Комната — впрочем, как и вся ферма Блэкмер, — производила гнетущее впечатление давно оставленного жилища. Обои выцвели, и привычная мебель казалась здесь чужой.
— Конечно, обои придется сменить. И повесить новые шторы, — добавила Дейзи. — Что скажешь, милая? Тут будет уютно, правда?
«Ужасно! Отвратительно!» — хотела крикнуть Робин, но мысль о Хью заставила ее сдержаться. Девочка буркнула что-то нечленораздельное и выбежала из комнаты.
На ферме Блэкмер не было ни света, ни газа, ни водопровода. В комнате для мытья посуды стояли керосиновые лампы, а единственный кран над фаянсовой раковиной был соединен с колодцем. Сердитая Робин распахнула заднюю дверь и подумала, что, распростившись с Лондоном, семья Саммерхейсов распростилась и с цивилизацией.

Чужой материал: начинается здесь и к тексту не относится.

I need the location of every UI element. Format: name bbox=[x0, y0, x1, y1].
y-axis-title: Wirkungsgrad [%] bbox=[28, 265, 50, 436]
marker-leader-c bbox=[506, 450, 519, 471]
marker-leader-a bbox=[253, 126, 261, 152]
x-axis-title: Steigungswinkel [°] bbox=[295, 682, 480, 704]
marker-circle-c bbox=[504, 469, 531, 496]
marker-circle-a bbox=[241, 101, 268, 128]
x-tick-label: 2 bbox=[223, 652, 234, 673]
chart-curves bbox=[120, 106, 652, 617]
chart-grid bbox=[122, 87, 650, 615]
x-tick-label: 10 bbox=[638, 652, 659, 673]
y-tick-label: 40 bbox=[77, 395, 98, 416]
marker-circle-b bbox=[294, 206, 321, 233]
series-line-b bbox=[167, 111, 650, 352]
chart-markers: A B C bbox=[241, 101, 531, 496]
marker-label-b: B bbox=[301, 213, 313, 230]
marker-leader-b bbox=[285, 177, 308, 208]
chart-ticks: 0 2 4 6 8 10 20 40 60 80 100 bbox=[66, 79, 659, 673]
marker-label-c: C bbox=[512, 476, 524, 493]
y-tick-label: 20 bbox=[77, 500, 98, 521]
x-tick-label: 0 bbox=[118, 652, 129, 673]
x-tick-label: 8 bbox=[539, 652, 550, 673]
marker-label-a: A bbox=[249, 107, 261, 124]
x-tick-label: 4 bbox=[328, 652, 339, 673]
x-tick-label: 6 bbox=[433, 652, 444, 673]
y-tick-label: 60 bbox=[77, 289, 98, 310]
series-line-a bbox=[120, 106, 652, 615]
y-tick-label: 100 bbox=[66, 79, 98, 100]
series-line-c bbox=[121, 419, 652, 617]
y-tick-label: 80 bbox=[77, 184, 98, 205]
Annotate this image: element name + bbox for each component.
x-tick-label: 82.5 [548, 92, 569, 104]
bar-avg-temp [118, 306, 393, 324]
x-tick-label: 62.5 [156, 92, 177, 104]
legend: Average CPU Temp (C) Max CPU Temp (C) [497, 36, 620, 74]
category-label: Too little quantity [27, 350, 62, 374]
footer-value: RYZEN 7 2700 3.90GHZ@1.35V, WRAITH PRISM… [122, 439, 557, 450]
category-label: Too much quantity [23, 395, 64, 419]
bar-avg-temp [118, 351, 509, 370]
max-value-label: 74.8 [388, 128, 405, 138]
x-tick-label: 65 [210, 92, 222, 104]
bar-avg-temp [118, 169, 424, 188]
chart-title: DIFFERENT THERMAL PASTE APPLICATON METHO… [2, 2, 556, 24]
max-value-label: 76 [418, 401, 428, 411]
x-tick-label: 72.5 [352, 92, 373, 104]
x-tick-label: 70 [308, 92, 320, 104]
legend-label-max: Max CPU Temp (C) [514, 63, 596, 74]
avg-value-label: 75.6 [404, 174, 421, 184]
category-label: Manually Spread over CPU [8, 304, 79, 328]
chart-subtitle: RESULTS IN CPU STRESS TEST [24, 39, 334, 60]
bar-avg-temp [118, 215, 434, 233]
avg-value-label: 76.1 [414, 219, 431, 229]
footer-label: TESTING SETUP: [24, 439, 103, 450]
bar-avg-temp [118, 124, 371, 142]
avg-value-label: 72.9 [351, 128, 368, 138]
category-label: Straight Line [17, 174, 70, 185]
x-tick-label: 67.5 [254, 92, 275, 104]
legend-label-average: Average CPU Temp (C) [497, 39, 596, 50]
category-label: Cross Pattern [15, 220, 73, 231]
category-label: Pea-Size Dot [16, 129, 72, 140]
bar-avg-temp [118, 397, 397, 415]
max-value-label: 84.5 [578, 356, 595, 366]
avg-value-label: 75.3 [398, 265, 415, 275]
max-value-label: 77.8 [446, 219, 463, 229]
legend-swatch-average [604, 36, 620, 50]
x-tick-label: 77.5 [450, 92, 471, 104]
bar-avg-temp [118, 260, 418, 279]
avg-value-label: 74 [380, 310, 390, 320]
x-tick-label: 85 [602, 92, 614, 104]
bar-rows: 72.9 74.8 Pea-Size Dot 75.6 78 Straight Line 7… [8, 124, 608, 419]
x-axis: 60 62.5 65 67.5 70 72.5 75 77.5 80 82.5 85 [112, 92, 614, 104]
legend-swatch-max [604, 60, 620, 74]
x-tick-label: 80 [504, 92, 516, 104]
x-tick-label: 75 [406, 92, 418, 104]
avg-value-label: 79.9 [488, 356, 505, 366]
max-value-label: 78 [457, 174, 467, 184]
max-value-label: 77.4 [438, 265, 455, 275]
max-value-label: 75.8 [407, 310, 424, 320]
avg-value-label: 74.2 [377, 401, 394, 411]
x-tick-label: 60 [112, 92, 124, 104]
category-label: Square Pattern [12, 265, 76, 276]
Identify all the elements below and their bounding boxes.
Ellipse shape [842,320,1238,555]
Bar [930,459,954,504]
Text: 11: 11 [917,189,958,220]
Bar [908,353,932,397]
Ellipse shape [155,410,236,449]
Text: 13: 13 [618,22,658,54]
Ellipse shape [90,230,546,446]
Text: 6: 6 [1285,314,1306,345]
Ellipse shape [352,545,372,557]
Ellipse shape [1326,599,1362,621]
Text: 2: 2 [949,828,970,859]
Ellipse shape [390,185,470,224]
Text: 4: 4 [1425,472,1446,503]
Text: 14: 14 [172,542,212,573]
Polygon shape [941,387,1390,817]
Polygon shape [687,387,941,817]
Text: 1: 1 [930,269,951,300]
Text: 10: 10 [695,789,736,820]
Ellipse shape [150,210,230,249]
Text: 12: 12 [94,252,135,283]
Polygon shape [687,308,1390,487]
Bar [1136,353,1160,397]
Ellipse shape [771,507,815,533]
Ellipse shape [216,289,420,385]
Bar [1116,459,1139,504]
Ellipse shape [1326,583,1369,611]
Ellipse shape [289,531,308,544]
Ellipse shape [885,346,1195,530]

Она мрачно посмотрела на сад, просторный газон, заросший сорняками, и запущенные клумбы. Далекий горизонт был ровным и низким, черные поля смыкались с облаками. Робин побежала к тонкой серебристо-серой полоске. Высокая трава была влажной, и ее ботинки и чулки тут же промокли. Добравшись до реки, девочка остановилась и посмотрела на чистую темную воду в зарослях камыша. Внутренний голос нашептывал, как хорошо здесь будет летом. Робин заставила его замолчать и подумала о Лондоне. Она любила шум и суету, а эти места напоминали пустыню… Нет, не пустыню, потому что тут все капало и сочилось. Значит, болото. Она осмотрелась по сторонам, но не увидела ни людей, ни домов.
Впрочем, нет. Ниже по течению стояла какая-то хижина. Робин бегом припустила к ней.
Над отводом реки, представлявшим собой глубокий круглый пруд, раскинулась крытая веранда. Деревянные перила и ставни оплетал густой плющ. Робин протерла рукавом пыльное стекло, заглянула внутрь, а потом потрогала ручку. К ее удивлению, дверь со скрипом открылась. Девочка вошла в дом. К волосам прилипла паутина, затянувшая проем. По полу шмыгнуло что-то маленькое и темное.
Летний домик, решила она, но тут же поняла, что ошиблась. В середине комнаты стояла чугунная печь; Робин опустилась на колени, открыла ржавую заслонку, и оттуда вытекла струйка золы. В летних домиках печей не бывает.